Meaningful Spotlight: How Exodus Adventure Travels Charts the Course for Nature Positive Tourism

Man extends arms looking out over Machu Picchu

Caption: Exodus Adventure Travels Porters at Machu Picchu

Why Nature Positive?

Nature underpins all of life on earth. Without clean air, fresh water, and thriving oceans and lands that support lush flowers, forests, and marine and wildlife, our industry would cease to exist. At Exodus Adventure Travels, nature is not just a backdrop to our adventures; it's the stage upon which our experiences unfold and how our customers can truly connect with the amazing world that we live in.

Across the world, nature is at extreme risk. Biodiversity is waning, species are being lost, and ecosystems are threatened like never before. For tour operators and any business that supports and depends on travel, there is a responsibility to act as stewards of the environment and to raise awareness about fragile ecosystems and the need for their protection.

Starting Our Nature Positive Journey

In 2020, Exodus Adventure Travels set out to be nature positive and to give back more to nature than our adventures take. From the start, we recognised that in order to be credible, our ambition needed to be based on more than words and lofty goals, but underpinned by a robust strategy for action. The IPBES Global Assessment Report on Biodiversity and Ecosystem Services (IPBES, 2019) was the starting point. The IPBES report explained the five key drivers of biodiversity loss and helped us to identify actions within our business operations that would minimise or avoid unsustainable activities and could work towards restoring nature. To help simplify this for internal and external communication, we then aligned our plan with the Nature Positive Tourism Roadmap developed by Animondial (and presented in the World Travel & Tourism Council report) as a relatively simple process of action to “remove, reduce, and restore.”

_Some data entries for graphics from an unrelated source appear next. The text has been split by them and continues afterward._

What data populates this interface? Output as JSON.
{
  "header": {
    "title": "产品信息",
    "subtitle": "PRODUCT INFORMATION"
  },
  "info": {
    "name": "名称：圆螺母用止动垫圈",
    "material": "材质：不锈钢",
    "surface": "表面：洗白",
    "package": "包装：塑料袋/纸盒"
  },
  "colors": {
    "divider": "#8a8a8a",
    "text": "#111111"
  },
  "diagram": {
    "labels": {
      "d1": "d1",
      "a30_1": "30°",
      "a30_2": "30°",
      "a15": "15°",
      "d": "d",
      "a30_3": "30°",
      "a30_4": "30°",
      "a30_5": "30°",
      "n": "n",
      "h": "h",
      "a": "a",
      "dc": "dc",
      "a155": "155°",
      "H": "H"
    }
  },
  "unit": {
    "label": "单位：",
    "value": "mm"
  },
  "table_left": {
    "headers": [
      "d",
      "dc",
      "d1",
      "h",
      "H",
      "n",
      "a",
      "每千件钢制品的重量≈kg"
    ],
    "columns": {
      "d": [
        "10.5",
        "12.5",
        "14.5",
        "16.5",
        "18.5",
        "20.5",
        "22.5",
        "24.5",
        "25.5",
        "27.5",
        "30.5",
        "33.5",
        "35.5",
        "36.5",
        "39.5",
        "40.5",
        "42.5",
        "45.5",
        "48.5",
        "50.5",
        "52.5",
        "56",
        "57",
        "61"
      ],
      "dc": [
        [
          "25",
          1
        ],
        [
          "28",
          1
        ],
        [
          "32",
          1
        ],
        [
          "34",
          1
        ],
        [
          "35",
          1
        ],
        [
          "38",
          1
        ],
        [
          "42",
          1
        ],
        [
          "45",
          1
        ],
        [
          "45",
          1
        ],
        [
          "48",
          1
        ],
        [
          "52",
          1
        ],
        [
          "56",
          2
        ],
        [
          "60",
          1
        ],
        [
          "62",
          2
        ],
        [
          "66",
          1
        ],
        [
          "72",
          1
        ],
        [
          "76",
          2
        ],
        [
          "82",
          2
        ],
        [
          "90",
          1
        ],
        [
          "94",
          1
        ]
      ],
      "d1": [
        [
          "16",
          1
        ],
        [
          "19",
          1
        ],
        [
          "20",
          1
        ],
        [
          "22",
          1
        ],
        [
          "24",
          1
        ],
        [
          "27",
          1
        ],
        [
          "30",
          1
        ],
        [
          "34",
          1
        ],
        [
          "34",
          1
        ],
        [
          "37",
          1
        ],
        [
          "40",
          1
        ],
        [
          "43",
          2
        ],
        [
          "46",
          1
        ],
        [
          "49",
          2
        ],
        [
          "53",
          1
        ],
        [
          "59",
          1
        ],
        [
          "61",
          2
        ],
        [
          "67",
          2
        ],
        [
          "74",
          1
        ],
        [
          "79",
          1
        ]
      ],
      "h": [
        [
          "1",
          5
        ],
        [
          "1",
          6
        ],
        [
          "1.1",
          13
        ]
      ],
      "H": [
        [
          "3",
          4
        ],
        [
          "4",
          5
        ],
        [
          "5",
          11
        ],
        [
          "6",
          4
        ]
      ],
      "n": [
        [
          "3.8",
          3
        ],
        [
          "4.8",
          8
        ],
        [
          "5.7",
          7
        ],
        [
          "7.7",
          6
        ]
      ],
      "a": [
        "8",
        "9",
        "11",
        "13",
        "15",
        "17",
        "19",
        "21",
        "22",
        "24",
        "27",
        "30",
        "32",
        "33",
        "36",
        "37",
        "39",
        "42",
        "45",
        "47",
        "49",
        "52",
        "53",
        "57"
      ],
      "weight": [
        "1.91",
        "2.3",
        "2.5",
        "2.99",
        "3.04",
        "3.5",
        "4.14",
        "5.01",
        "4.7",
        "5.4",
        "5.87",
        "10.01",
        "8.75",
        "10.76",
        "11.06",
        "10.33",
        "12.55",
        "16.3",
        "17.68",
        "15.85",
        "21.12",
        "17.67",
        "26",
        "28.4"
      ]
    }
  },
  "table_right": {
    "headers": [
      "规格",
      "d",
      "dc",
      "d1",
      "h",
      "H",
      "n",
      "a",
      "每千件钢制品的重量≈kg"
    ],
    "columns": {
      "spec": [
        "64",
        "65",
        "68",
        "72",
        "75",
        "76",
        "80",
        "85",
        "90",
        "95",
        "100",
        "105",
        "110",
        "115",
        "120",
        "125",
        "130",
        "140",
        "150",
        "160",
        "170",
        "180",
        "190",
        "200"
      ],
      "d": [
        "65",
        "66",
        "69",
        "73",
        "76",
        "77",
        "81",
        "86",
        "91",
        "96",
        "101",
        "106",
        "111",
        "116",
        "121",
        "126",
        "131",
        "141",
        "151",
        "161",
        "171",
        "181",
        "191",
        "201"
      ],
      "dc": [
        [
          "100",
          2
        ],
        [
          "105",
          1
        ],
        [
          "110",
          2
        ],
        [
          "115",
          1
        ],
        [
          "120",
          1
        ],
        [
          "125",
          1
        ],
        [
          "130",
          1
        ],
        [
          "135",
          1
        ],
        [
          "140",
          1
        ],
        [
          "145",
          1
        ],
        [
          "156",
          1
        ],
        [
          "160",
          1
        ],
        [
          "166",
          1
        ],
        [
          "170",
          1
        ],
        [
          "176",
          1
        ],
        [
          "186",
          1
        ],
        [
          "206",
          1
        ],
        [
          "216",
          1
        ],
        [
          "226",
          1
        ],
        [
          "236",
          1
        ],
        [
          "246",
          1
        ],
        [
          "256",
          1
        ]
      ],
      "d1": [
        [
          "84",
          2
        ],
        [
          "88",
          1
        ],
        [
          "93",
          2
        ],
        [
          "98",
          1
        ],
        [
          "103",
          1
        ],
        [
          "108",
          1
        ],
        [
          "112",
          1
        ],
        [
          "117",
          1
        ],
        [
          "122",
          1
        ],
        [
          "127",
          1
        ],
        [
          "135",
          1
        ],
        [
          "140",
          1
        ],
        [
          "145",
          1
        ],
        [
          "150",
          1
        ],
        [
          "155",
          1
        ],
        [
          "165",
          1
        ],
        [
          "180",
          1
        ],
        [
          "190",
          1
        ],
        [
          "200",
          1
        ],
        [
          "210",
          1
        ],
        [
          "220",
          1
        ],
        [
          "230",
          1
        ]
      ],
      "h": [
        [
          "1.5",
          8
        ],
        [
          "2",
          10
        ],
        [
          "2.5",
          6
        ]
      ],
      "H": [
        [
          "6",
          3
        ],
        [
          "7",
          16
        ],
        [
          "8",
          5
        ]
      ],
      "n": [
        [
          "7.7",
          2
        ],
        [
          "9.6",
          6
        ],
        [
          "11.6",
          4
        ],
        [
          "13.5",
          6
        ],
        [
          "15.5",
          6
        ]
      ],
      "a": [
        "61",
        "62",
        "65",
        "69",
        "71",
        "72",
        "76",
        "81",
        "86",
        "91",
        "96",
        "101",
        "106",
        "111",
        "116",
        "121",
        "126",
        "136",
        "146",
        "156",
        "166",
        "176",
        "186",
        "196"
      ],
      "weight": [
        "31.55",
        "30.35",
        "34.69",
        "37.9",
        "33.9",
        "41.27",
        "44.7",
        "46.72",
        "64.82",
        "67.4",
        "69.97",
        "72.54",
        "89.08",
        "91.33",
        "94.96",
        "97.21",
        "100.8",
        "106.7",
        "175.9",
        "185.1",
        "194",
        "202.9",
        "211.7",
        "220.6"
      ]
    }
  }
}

The plan identified the things we needed to remove entirely (i.e. plastics, any negative wildlife interactions, other waste), the negative impacts we needed to take action to reduce (i.e. carbon emissions, ecosystem exploitation), and the areas where we had an opportunity to bring about positive change and restore nature (i.e. investing in rewilding and citizen science activities). These actions formed the basis of our Nature Positive Plan and its corresponding goals.

Our Next Steps

At the end of 2022, there was a steep change in the global commitment to biodiversity. 188 governments signed the landmark Kunming-Montreal Global Biodiversity Framework, which set a new ambition for nature and biodiversity, not least with a goal of 30% of all land being protected by 2030.  This year, we have therefore taken the step to refocus our own Nature Positive Plan around this Framework. 

Caption: An Exodus travel group at a waterfall.

We have chosen to focus specifically on 16 of the Framework’s 23 goals and have set targets for each. These 16 goals recognise the importance of connecting nature, carbon reduction, and community development, and resonate strongly with the way that we have been operating our business for the past 50 years, as well as the world that we want to continue to take our customers into over the next 50. In particular, we aim to address the Framework’s goals by showing our commitment in ways such as our financial support for nature protection, how we engage our customers in citizen science to identify invasive and vulnerable species and support conservation, provide support via the Exodus Travels Foundation for human-wildlife co-existence projects, remove plastics on our trips, recognise the importance of indigenous people as custodians of the land, and provide support for communities so they can better value nature.

Our new plan keeps the internal and external messaging simple to help to further increase awareness and traction. We even added “regenerate” as the fourth category after “remove”, “reduce” and “restore” to emphasise the need to go beyond just putting things back the way they were previously. 

As a tour operator, we know that achieving some of the goals we set will be dependent on others in our value chain. We think, however, that setting out our ambition and goals from the start, recognising the challenges, and working with others to help find and scale solutions, will make the pathway towards truly being a nature positive business far easier.